Tevogen Bio Inc

Tevogen Bio highlights phase I trial data of TVGN 489, an allogeneic SARS-CoV-2 specific Cytotoxic CD8+ T lymphocytes immunotherapy, published in 'Blood Advances'. Key findings include persistence of CTLs in patients and potential for treating Long COVID.

Tevogen Bio's phase I trial data of TVGN 489, an allogeneic SARS-CoV-2 specific Cytotoxic CD8+ T lymphocytes immunotherapy, showed symptom improvement and faster resolution in high-risk patients, with 92% viral elimination by day +4 and 100% by day +14. The therapy was well-tolerated and did not interfere with endogenous responses. Persistence of donor-derived CTLs was noted through 6 months, suggesting potential for sustained therapeutic effects.

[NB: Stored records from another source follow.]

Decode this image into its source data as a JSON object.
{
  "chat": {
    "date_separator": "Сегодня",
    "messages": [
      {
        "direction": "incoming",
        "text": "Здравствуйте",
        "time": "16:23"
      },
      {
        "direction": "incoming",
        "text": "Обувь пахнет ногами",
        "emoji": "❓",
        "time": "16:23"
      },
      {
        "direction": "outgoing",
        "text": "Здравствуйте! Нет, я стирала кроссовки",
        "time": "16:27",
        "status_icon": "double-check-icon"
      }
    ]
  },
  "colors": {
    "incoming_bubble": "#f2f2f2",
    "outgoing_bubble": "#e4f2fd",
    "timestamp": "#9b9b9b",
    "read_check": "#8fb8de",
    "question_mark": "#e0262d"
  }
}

Tevogen Bio plans to share its $1B+ revenue potential, reflecting its unique, faster, and cost-efficient drug development model. The company’s pipeline includes treatments for SARS-CoV-2, cervical cancer, EBV-associated lymphomas, mouth and throat cancer, and multiple sclerosis. Forward-looking statements caution actual results may differ due to various risks and uncertainties.

TVGN 489 showed no dose-limiting toxicities or significant adverse events, met endpoints for viral load reduction and anti-COVID-19 responses, and all treated patients returned to baseline health within 14 days with no COVID reinfection or Long COVID observed at 6-month follow-up.